I was reading through the proof of the existence of the Gibbs phenomenon for the ramp function $$ f(t) = \frac{\pi}{2} \mathrm{sgn}(t) - \frac{t}{2} $$ at $t=0$, where the author states the following without any explanation as to where the $\chi$-function comes from: $$ \ldots = \int_{0}^{\frac{\pi}{n}} \sin(nt)\left( \frac{ \cos\left( \frac{ t }{ 2 }\right) }{ 2\sin \left( \frac{t}{2} \right) } - \frac{ 1 }{ t } \right)\,\mathrm{d}t = \int_{0}^{\pi} \sin(nt)\left( \frac{ \cos\left( \frac{ t }{ 2 }\right) }{ 2\sin \left( \frac{t}{2} \right) } - \frac{ 1 }{ t } \right) \chi_{[0,x_n]}(t)\,\mathrm{d}t\,, $$ where $x_n = \frac{\pi}{n}$. The author then goes on to define the function $g$ as follows: $$ g = \left( \frac{ \cos\left( \frac{ t }{ 2 }\right) }{ 2\sin \left( \frac{t}{2} \right) } - \frac{ 1 }{ t } \right) \chi_{[0,x_n]}(t) $$ and develop a continuous extension $$ G_n = \left\{ \begin{aligned} &g_n(t) &&,\quad -\pi\leq t\leq \pi,\quad t\neq 0\\ &0 &&,\quad t=0 \end{aligned} \right. $$ for it in order to use the ML-theorem from complex analysis to prove the convergence of the integral.
My question is, what is the meaning of $\chi_{[0,x_n]}(t)$ in this context?
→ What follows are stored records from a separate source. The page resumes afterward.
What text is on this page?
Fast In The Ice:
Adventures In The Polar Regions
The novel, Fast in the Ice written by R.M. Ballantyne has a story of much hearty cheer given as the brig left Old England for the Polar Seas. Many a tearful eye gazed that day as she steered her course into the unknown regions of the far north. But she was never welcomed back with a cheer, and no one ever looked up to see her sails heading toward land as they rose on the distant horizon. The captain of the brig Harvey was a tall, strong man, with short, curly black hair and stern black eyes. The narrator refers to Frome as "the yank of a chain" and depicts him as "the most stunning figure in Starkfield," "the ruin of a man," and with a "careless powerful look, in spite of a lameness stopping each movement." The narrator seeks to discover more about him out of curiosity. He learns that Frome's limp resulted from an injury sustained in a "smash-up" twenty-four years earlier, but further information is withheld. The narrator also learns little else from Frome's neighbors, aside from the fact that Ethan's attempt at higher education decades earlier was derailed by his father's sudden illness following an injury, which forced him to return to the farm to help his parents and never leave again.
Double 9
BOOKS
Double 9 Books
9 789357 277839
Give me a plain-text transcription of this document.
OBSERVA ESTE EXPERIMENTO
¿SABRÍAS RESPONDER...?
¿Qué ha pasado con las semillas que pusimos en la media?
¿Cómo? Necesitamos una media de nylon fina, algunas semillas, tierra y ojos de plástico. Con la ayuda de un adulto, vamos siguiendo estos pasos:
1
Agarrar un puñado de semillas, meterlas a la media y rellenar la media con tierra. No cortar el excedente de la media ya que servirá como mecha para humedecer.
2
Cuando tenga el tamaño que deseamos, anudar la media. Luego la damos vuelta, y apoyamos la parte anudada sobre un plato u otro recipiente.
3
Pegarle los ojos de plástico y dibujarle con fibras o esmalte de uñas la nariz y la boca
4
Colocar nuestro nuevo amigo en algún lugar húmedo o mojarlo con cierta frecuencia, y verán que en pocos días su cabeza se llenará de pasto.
Some Googling resulted in me discovering the Legendre chi function, but in its case the sub-index $\nu$ is usually a natural number, whereas here it seems to be an interval on the real line.
I'm baffled by this to say the least. I should say this is for my bachelor's thesis, so I would also appreciate any suggestions concerning literature on the subject.
The notation is often (as it is here) used to denote the indicator function, specifically $\chi_A(x)$ is set to $1$ if $x\in A,$ and $0$ otherwise.
In your case, the integration is effectively restricted to the interval $[0,x_n].$